High-performance hires start with high competency in specific areas. Assess a candidate’s willingness to learn and adapt. Fast learners and highly adaptive employees can quickly master new skills. High performers take feedback and apply it immediately.

Establish and Create Testing Mechanisms

Implement trial projects or additional interviews to gather more data before making a final decision. The best way to evaluate someone is to work with them. Use role-play sessions and presentations to assess abilities, confidence, and organization. Testing mechanisms should be used near the end of the interview process. Flexibility and seeing beyond first impressions can lead to remarkable outcomes.

Sharp Recruits Fail in Bad Systems

Great systems can make average employees look like superstars, while bad systems can turn smart recruits into failures. If hires continue to underperform, it’s likely a system issue. Evaluate the role, product training, quota expectations, onboarding, sales cycle, customer success, sales enablement, solutions engineering support, internal communication channels, leadership, and client onboarding systems.

Beyond the Resume: Factors That Matter

While John’s qualifications were impeccable in a different role, his adaptability, eagerness to learn, and willingness to take risks made him a standout hire. In agency recruiting, risk-taking is essential. If it overwhelms you, you won’t last long enough to become proficient.

Product Knowledge

Hire salespeople genuinely interested in solving customer problems. They will naturally become product experts, building credibility, identifying pain points, and understanding product value.

Company Fit is Unique to the Team, Leader, and Company

Your perfect fit might be someone else’s terrible hire. The best candidates excel in the role and work effectively on your team. Identify must-have factors and don’t assume a candidate great for another team will be great for yours.

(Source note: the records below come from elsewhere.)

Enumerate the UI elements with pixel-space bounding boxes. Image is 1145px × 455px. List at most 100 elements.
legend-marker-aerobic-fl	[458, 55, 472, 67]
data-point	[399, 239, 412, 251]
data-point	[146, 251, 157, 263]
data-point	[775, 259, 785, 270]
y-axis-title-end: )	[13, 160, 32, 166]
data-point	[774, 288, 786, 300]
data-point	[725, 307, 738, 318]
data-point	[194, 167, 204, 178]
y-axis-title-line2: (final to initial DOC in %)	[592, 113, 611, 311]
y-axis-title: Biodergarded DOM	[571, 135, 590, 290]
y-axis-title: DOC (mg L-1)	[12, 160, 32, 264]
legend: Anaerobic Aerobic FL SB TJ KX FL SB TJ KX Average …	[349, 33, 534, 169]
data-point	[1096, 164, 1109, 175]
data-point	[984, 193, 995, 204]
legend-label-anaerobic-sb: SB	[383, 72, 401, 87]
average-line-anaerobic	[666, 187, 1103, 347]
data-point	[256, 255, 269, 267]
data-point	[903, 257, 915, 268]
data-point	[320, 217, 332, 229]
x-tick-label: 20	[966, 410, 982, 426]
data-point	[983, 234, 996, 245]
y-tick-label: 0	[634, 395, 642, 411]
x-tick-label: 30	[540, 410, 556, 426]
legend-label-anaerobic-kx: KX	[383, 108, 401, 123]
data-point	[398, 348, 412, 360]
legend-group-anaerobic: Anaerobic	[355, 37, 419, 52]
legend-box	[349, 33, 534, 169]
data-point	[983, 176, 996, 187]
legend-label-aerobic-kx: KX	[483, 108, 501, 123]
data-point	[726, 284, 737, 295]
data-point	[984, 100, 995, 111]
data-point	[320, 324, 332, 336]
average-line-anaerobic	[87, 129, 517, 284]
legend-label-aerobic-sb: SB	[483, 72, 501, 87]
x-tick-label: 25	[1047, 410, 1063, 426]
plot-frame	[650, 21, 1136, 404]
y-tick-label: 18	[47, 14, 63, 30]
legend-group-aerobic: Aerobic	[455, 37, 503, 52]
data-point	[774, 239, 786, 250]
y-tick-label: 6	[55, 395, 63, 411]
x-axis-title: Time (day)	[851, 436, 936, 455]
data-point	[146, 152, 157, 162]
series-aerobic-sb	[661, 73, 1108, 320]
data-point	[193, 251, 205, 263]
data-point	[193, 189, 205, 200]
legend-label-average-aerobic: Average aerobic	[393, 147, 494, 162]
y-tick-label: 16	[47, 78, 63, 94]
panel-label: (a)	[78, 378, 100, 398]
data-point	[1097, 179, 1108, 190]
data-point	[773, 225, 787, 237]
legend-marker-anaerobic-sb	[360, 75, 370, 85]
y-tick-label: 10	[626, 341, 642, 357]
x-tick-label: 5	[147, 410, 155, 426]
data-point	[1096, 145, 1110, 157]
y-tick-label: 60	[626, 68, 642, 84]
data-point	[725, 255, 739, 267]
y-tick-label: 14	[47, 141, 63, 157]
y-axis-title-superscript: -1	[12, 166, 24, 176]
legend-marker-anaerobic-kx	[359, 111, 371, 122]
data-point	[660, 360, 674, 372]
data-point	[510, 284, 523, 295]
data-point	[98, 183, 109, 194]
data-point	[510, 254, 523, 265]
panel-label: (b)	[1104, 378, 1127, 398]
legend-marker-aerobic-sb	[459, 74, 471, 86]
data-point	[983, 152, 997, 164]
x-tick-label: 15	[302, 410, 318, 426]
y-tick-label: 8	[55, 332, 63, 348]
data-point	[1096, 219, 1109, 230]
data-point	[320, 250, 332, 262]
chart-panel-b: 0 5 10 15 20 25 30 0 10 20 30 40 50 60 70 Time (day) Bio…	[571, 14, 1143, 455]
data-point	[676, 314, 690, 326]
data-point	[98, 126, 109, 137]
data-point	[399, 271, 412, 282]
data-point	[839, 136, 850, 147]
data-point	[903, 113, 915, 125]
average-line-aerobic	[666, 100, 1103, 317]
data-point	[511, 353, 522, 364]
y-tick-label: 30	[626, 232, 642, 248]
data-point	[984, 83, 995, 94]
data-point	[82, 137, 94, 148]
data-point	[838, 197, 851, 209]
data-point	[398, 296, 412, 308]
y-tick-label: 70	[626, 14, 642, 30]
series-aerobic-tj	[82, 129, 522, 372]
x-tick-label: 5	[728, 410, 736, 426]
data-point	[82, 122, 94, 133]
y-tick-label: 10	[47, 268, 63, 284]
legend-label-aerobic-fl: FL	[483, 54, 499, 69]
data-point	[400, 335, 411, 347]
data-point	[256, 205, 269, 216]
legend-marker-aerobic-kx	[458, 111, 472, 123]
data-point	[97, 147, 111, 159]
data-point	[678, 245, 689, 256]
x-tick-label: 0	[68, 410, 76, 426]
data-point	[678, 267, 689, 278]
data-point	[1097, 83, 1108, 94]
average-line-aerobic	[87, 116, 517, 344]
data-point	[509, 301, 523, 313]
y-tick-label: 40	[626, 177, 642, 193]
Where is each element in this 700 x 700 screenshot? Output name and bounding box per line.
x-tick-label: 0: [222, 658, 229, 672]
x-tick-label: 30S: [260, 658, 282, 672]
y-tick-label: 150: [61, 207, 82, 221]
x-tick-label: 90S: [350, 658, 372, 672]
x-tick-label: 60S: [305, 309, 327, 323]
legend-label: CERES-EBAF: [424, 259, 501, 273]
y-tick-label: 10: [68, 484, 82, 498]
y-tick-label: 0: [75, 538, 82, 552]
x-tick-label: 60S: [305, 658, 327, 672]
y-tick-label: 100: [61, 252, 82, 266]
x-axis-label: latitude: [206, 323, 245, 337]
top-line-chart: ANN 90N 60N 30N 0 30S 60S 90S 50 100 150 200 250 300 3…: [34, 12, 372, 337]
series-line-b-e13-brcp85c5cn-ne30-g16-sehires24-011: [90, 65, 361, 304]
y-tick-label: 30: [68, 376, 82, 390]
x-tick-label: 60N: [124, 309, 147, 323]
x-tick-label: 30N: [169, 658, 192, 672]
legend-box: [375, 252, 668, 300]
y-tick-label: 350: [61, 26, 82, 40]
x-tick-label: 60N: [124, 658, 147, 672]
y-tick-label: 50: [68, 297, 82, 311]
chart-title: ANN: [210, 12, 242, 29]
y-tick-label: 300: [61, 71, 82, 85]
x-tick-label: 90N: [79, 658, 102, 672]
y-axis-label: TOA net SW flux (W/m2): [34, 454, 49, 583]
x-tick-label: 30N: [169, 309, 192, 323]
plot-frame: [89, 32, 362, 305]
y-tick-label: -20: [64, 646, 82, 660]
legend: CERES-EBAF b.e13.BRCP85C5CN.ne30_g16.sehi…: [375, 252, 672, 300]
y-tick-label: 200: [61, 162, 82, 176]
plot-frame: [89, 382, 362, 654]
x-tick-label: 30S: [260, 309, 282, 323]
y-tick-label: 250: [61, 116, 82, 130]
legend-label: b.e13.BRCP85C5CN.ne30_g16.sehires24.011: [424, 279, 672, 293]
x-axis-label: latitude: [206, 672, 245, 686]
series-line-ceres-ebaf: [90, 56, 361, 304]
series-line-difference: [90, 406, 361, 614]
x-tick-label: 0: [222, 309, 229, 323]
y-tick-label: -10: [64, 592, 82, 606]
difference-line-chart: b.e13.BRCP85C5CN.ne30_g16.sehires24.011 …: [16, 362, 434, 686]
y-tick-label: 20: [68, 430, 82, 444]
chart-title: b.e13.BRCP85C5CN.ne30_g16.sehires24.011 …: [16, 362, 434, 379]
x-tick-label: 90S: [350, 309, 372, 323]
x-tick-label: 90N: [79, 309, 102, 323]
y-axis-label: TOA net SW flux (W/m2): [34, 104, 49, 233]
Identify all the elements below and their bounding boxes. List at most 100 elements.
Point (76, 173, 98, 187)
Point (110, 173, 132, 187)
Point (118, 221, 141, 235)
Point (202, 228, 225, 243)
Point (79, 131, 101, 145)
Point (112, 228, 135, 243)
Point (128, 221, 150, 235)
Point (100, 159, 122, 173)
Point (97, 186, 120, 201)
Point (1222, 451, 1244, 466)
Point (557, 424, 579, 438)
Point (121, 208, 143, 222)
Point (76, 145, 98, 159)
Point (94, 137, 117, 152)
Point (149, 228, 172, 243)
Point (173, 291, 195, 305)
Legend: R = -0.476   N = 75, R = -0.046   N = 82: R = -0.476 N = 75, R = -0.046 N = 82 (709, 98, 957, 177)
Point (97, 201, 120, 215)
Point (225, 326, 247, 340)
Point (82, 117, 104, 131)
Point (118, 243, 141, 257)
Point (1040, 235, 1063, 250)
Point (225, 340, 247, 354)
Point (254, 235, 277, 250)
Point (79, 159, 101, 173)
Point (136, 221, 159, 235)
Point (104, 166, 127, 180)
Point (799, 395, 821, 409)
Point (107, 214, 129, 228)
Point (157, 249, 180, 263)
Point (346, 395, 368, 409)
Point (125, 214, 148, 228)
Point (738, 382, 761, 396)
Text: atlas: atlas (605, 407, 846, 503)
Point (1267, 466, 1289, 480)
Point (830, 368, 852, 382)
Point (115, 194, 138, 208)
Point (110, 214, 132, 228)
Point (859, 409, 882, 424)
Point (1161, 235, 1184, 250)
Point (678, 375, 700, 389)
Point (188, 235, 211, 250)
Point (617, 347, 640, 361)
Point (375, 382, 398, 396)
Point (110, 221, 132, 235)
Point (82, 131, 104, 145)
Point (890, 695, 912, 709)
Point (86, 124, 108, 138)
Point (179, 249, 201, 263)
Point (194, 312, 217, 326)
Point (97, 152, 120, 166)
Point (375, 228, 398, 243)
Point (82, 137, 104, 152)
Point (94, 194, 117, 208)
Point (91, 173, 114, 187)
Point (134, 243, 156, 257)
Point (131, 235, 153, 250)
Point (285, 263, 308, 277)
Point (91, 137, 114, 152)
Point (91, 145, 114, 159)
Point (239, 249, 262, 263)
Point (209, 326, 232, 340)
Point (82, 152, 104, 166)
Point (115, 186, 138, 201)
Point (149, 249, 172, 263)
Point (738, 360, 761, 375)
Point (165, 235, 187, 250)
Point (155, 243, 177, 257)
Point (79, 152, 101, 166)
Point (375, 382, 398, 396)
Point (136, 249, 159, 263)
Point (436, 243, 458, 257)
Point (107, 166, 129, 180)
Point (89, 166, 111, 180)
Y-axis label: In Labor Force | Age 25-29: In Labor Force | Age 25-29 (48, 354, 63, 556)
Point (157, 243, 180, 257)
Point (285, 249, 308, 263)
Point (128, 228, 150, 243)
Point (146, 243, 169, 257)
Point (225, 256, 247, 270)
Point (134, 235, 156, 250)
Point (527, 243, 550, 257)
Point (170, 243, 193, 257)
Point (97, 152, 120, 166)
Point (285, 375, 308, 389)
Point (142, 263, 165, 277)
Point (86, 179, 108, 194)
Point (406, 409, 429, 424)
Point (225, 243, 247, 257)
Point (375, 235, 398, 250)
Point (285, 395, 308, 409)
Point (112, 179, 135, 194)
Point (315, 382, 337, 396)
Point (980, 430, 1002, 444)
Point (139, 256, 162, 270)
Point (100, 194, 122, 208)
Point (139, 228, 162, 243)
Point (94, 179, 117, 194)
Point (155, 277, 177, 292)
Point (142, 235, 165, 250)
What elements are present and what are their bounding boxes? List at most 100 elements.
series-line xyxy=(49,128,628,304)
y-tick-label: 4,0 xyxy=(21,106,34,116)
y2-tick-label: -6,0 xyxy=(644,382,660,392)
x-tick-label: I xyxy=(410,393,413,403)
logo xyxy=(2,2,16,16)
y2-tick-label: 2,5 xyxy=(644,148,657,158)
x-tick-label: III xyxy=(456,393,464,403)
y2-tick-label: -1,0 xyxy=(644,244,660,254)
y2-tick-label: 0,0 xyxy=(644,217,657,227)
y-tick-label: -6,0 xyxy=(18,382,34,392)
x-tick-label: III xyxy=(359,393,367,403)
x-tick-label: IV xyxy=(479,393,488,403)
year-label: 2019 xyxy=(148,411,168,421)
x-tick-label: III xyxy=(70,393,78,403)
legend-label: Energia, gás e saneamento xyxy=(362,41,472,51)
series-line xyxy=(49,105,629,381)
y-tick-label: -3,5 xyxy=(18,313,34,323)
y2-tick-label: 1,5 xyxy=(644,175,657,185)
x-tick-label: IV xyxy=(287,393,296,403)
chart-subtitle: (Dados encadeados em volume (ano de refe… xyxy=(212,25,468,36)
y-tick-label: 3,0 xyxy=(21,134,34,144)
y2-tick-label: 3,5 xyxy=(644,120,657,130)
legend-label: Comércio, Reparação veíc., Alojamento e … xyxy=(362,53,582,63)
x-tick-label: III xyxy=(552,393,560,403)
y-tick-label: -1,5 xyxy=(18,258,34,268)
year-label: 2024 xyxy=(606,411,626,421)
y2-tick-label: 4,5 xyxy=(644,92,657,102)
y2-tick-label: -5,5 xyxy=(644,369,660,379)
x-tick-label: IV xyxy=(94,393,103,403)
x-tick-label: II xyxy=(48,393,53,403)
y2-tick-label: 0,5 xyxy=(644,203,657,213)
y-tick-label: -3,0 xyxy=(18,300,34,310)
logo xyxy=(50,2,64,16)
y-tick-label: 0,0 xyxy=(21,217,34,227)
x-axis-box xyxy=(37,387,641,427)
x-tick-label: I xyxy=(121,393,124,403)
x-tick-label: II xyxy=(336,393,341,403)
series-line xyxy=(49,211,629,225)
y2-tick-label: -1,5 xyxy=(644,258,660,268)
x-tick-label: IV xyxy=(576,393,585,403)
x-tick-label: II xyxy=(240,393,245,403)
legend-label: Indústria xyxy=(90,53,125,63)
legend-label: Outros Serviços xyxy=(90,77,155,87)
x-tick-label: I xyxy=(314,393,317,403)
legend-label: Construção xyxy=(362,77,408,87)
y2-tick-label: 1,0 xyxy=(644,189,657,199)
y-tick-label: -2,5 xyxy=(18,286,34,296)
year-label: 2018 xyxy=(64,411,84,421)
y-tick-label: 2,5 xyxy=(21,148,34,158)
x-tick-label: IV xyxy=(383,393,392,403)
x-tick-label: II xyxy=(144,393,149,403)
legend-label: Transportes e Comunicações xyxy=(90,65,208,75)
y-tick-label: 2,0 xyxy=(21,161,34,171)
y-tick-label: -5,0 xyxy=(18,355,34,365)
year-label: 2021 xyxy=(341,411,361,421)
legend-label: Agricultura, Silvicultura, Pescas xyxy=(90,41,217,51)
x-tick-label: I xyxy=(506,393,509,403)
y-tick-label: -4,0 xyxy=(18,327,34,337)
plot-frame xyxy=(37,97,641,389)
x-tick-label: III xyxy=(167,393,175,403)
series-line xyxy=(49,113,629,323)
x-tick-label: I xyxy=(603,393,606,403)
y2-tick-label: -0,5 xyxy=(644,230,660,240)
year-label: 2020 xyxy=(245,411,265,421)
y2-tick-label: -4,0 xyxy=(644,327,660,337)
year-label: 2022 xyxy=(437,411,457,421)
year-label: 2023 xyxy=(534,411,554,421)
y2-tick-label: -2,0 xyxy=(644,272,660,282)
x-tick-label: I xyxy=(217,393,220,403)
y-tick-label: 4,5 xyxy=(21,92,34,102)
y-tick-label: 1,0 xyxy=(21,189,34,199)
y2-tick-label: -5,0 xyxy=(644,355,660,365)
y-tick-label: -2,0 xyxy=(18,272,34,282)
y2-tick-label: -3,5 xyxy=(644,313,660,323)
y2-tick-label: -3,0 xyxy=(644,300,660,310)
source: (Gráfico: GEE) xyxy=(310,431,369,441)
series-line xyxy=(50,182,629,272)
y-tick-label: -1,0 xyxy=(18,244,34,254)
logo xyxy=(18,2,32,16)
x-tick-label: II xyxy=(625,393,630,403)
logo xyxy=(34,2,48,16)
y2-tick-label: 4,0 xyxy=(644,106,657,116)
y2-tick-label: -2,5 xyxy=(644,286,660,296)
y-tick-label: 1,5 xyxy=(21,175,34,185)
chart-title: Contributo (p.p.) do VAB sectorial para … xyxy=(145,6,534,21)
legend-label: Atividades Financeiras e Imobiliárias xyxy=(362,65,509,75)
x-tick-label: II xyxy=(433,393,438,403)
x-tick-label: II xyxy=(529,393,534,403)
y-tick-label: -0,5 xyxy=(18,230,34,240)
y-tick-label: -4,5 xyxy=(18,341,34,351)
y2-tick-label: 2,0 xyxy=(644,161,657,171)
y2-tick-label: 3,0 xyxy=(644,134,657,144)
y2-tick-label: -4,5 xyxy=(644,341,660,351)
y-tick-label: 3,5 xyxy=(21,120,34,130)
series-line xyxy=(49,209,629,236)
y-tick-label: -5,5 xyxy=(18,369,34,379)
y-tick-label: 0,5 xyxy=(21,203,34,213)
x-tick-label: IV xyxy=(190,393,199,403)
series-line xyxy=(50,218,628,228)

High-Performance Recruiting

Hiring one high performer can achieve the outcomes of a team of four. Top sales performers learn from and compete with each other, driving results. Hire the best you can, learn from each hire, and improve your process continually. Track metrics to create a feedback loop, leading to a team of high-octane sellers.

Push for Great Results by Hiring the Best

Hire the best you can, learn from the process, and hire better the next time. Create a feedback loop by tracking metrics that lead to successful hires. Consistently assessing your hiring will lead to a team of high-octane performers and a competitive advantage. Depend on real data, not just gut instincts, to hire top performers.